Guilt is one of them. Not because I felt guilty for living when they were no longer able, but because of my inaction, laziness, and fear. The things that cause us to leave it too long before visiting someone, making amends, or asking questions to which we'll never know the answer. Feeling guilt after someone’s death will eat away at you; like a parasite, there's no treatment for it; you've got it for life. You'll spend many nights contemplating how you would have acted differently, made plans, picked up the phone etc., had you known how little time we would have had with them.


One day, barely a week since Sox had gone. Konrad and I were talking about all of Sox's favourite things - where he liked to sleep (by Kon's pillow), his favourite food (chicken or whiskers, the McDonalds of cat food), and what he enjoyed doing (lazing in the garden in the summer for hours, baking his little arthritic bones). Going down memory lane reminded us of a plan we had made to memorialise Sox in the way an old, graceful cat should be; we wanted to make a family portrait. We had also planned to take him to the local park; he loved to roam far from home, but his arthritis wouldn't let him jump the fence - he hadn't seen beyond the garden fence for years. Unfortunately, my business took off, and family drama and more to do meant that I never got around to it. I always thought I'd have another month or see the end coming far in advance. I didn't. The longing and guilt planted itself comfortably in my chest, and I carried around what felt like a weight that got heavier every hour.

It took many weeks and reassuring conversations before we made peace with our forgotten plans. It became apparent that most of the frustration and guilt wasn't because we'd fallen short of a promise to Sox; it was the one we'd failed ourselves. I've had a long-term bad habit of putting things off. Work-related and personal. I haven't been away since 2019, not committed to any hobbies, taking myself out on dates, and my social life - well, that's another blog post! Instead, I constantly worry about the future and concentrate on making decisions that will give me the best outcome, which is a long-winded way of saying I live too far into the future and not enough in the present. I don't know when I started being like this, but what I do know is that it is all-consuming. For years, everything in my life has felt "paused". Friendships, family, rest, and even eating correctly. It became an expectation that everything could wait - until Sox's passing broke the illusion that I could make life standstill.

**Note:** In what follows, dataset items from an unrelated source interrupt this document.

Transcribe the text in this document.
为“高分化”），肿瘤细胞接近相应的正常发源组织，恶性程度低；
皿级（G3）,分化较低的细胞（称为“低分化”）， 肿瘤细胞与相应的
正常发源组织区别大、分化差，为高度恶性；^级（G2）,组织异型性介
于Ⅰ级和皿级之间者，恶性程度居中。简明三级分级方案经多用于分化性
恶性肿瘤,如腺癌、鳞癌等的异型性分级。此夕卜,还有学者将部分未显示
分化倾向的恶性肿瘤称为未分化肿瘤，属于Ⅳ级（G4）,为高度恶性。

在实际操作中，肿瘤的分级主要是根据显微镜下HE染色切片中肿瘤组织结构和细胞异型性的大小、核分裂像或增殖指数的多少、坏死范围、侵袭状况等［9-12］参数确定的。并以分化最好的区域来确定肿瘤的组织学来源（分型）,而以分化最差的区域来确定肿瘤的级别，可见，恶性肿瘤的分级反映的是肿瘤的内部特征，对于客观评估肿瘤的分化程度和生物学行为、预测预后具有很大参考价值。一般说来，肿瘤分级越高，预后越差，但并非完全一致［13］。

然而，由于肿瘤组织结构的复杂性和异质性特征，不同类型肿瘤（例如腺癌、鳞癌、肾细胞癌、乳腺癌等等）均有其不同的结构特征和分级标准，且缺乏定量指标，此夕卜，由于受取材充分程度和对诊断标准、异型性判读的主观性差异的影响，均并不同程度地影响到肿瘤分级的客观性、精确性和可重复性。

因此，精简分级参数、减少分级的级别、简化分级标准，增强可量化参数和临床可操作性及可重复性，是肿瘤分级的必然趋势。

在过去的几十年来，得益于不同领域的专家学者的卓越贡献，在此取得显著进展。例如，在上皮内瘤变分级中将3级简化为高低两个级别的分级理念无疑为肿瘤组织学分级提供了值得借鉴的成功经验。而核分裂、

Accepting that I could not control something so significant enabled me to swallow the difficulty of processing my old man's death. It was quite a humbling experience to be met with death in such a visceral and sudden way. Nothing will bring you back to the reality of being a mere speck in this world than receiving a box of ash back to replace your furry son. I don't want to go into the morbid because I don't need to remind any reader of our short lifespans or that "we only get one life", but I want us to digest that this cannot just be words. Often when our loved ones are dying, we try to make their lives easier - however, we can. The goal is to make them feel more valued in the time they have left, that their life was meaningful and fulfilled. We can't judge whether this is true, as only we know our hearts' most actual desires - no matter how absurd it may seem on paper or coming out of our mouths. Whatever someone's dying wish is, we'd do our best to make it happen, lest they make that final journey without us feeling regret or guilt. There's an opportunity for us to tick off our "dying wishes" now, the small and the big ones. It means making solo dates a weekly occurrence, hanging with your friends for monthly gossip and belly laughs, quitting your job, planning that trip, going back to education, starting your own business, or even making time to take a family portrait with your cat.

Don't let your dying wish wait until you're dying.